En réalité, beaucoup de choses vont dépendre de l’intervention internationale. Peu de Birmans ont la chance de pouvoir sortir du pays librement (il faut payer un passeport à 250 USD puis demander des autorisations spéciales, et enfin avoir suffisamment d’argent pour payer un billet d’avion) et il est difficile de se faire une idée de ce qui s’y passe réellement. On peut néanmoins imaginer que l’ONU prenne des résolutions plus dures à l’égard du régime, et qu’une observation internationale soit acceptée. Mais toute négociation diplomatique semble particulièrement difficile et les instances internationales avancent à petits pas sur ce dossier.

Que faire alors ? Impossible de regarder ce pays s’embraser sans rien faire. Pourtant peu de marges de manœuvre existent. Mais des petites actions sont possibles. Donner de l’argent aux quelques ONG présentes dans le pays. Diffuser de l’information sur le pays et la situation.
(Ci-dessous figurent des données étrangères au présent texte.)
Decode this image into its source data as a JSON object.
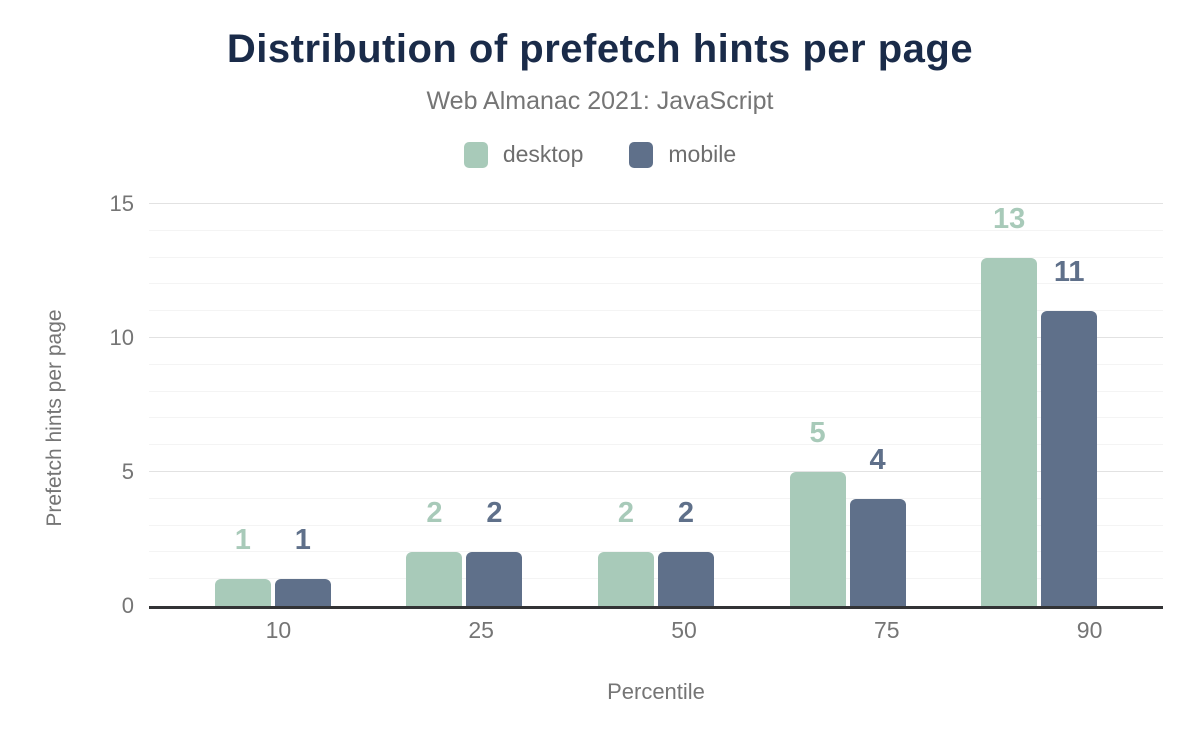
{
  "chart_data": {
    "type": "bar",
    "title": "Distribution of prefetch hints per page",
    "subtitle": "Web Almanac 2021: JavaScript",
    "categories": [
      "10",
      "25",
      "50",
      "75",
      "90"
    ],
    "series": [
      {
        "name": "desktop",
        "color": "#a8cab9",
        "values": [
          1,
          2,
          2,
          5,
          13
        ]
      },
      {
        "name": "mobile",
        "color": "#5f708a",
        "values": [
          1,
          2,
          2,
          4,
          11
        ]
      }
    ],
    "xlabel": "Percentile",
    "ylabel": "Prefetch hints per page",
    "ylim": [
      0,
      15
    ],
    "yticks": [
      0,
      5,
      10,
      15
    ],
    "minor_grid_step": 1,
    "major_grid_step": 5,
    "grid": true,
    "legend_position": "top"
  },
  "colors": {
    "title_text": "#1a2b49",
    "muted_text": "#757575",
    "axis_line": "#323335",
    "major_grid": "#e2e2e2",
    "minor_grid": "#f4f4f4",
    "background": "#ffffff"
  }
}
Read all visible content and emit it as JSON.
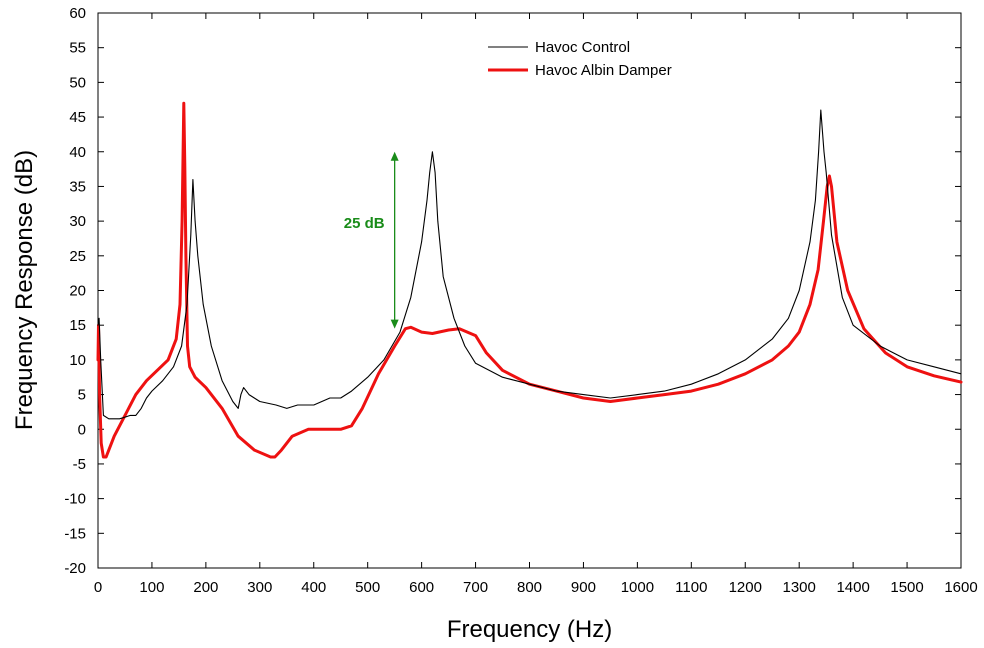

Et y aller. En touriste, en sac à dos, voir ce qui s’y passe. Recueillir des témoignages, apporter des objets à échanger, des vêtements, des livres et des magazines en anglais, dépenser de l’argent dans les petits villages et les petites guest houses. Les lieux touristiques souffrent énormément de la chute du nombre de touristes depuis les évènements de 2007, et se plaignent d’avoir de longs mois d’attentes sans aucune source de revenu. Écouter les habitants raconter leur quotidien, prendre des photos, des petites choses qui ont des impacts locaux bien plus importants que l’on ne l’imagine.Les Birmans attendent les touristes avec impatience.